Customers who seek value no longer want a cluttered wallet with vouchers and reward cards. Digital has changed consumer behaviour patterns across as facets of marketing and loyalty is no different. It is now critical for brands to adopt the digital front and set up loyalty rewards programmes in line with today’s ferocious tech-savvy consumers.
Collinson Latitude conducted an online quantitative survey working with market research provider, Vanson Bourne, to understand how technology has re-shaped the way modern consumers engage and communicate with loyalty programmes.
The survey was made up of 2,500 respondents, spread across the globe, who were members of at least one airline, hotel or retail banking/credit card loyalty programmes. The study named “Loyalty commerce in a digital age”, highlights the current opinions and adoption rates of digital technology among loyalty programme members worldwide.
The report highlighted the fact that over 85% of members preferred interacted with their favourite loyalty programme online. Moreover, over three quarters (79%) believed that technology has made their lives easier, with 71% of the members favouring brands that are early adopters of new technology.
What do customers want?
About 63% of the respondents stated that having a wide range of rewards and offers, including lounge access, insurance and priority boarding, is the most important aspect of a loyalty programme today. This was followed by the ability and facility to redeem points on goods while shopping in stores (55%), and being able to spend points on goods and services online (51%).
“The results tell us that members crave choice and are more connected world. A world where you can engage with your loyalty programme in multiple ways, be it online, or in-store, and with a range of rewards that really engages and entices your member in. Loyalty programmes no longer operate in silo, they’re part of a wider ecosystem of touchpoints between member and brand,” said James Berry, e-commerce director, Collinson Latitude.
While brands may have been quick to jump on the technology bandwagon in order to engage consumers, the report highlights that a vast majority of consumers are far more likely to wait it out before embracing new technology for themselves.It is to be noted that 22% of respondents said they adopt new technology as soon as they can. According to the survey, consumers in the UK less likely to adopt new technology than respondents from other areas of the globe. On the other hand, respondents from the UAE are the most likely to adopt new technology as soon as they can.
Social media’s impact on loyalty programme
Worldwide, there are 2.34 billion social media users, which equates to a global penetration of 31%, according to Statista. With billions of consumers available on social media, brands are most likely to leverage off this.

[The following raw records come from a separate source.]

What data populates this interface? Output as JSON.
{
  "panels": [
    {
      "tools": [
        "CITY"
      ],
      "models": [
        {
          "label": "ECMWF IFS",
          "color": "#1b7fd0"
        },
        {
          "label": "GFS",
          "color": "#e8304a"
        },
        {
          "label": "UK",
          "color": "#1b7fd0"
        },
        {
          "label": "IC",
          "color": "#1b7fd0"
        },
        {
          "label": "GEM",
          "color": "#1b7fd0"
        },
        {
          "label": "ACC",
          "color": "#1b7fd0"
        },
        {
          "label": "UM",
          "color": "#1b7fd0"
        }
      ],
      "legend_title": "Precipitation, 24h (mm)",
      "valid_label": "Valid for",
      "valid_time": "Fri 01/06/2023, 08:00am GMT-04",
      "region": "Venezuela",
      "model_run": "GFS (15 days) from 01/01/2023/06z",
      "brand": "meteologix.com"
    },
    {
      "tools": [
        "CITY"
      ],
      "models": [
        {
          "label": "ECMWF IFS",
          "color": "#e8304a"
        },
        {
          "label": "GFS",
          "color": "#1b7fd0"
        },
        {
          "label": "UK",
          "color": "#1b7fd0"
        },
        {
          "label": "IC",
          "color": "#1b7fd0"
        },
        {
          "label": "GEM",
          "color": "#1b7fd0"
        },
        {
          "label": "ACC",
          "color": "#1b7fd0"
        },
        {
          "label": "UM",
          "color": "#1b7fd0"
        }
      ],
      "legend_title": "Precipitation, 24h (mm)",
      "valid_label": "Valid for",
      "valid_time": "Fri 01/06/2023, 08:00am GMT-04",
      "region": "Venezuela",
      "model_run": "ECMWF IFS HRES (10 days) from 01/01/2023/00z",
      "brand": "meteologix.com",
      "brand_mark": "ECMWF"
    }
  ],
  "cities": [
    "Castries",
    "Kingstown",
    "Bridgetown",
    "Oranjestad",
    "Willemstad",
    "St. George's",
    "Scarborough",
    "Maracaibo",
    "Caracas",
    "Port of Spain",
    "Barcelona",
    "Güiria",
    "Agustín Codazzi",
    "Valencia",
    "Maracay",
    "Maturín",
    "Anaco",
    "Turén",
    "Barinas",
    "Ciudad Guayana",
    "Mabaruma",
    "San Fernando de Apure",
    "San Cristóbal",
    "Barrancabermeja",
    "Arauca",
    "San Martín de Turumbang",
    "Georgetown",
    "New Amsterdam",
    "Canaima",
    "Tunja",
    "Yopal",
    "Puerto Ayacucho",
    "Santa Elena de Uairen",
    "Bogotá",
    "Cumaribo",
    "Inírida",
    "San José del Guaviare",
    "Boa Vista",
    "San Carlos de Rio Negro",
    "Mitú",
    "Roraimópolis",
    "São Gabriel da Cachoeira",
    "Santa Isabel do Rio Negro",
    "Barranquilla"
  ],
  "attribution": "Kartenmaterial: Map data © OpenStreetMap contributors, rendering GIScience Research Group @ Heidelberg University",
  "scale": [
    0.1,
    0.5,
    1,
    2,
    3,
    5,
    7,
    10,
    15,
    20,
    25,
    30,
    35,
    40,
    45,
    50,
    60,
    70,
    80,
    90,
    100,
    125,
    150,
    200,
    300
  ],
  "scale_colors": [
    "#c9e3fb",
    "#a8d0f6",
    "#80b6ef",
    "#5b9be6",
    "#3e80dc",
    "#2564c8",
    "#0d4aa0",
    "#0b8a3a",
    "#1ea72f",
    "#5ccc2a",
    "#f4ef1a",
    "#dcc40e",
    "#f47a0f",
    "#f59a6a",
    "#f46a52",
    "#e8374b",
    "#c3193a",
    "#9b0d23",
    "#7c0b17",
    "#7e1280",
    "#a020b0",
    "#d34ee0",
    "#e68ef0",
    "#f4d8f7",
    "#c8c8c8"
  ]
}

The report indicated high levels of social media engagement in the United Arab Emirates, where 79% of respondents follow an airline loyalty programme on social media and 76% follow a hotel or retail banking and credit card loyalty programme. Whereas Millennials represent the most connected generation globally, with nearly six in ten (59%) indicating that they have purchased something they saw advertised on social media.
“One of the reasons behind social media’s popularity is its ability to create and connect communities from all around the world in the one place,” said Joann Redmon, client solutions manager, Collinson Group. Redmon added:
A loyalty programme is like a community in itself, so brands have the opportunity to create a space where its members can come together to interact.
While, technology and social media continues to develop, it’s important to note that the demands of the average loyalty programme member will continue to change too. Nowadays, modern-day loyalty members are demanding a wider variety of rewards from their loyalty programmes, as well as a higher level of personalisation.
The report stated that consumers are most likely to get enticed on the ability to earn points on everyday spending. Almost half (46%) of respondents said they like this feature about their airline loyalty programme, with a similar amount saying the same about their hotel (47%) and retail banking (52%) programmes.
“By allowing members to earn points on their everyday spending, you are providing them with an incentive to use your programme – and this is something that is really resonating with consumers,” said Berry.
However, this is not enough. Consumers need to be engaged through the loyalty programme to ensure future purchase. For instance, majority (64%) of respondents stated that after they redeemed points or miles on non-core inventory rewards, they then went on to buy core inventory products or services with the same brand.
“Core inventory is always going to be valuable for your members because that’s why they signed up to your programme in the first place. But, by offering a wide range of different rewards and benefits, you are giving everyone a choice, appealing to your member’s personal tastes and preferences,” said Christopher Evans, director, Collinson Group.
The road forward
Digital technology, clubbed with social media, has given brands more freedom and opportunity to maximise the scope of customer engagement. However, while formulating their loyalty and brand engagement programme, brands must innovate and listen, connect with the always-connected consumer, and respond to the call for greater choice.
“In order to succeed, programme managers need to utilise data to listen and adapt their offering in order to continue connecting with their members. By offering a wide range of relevant and attainable rewards and earning promotions, multiple engagement points and improving their presence on digital channels such as social media, loyalty programmes can form a long-lasting relationship with members which drives greater engagement and value for their programme,” explained Berry.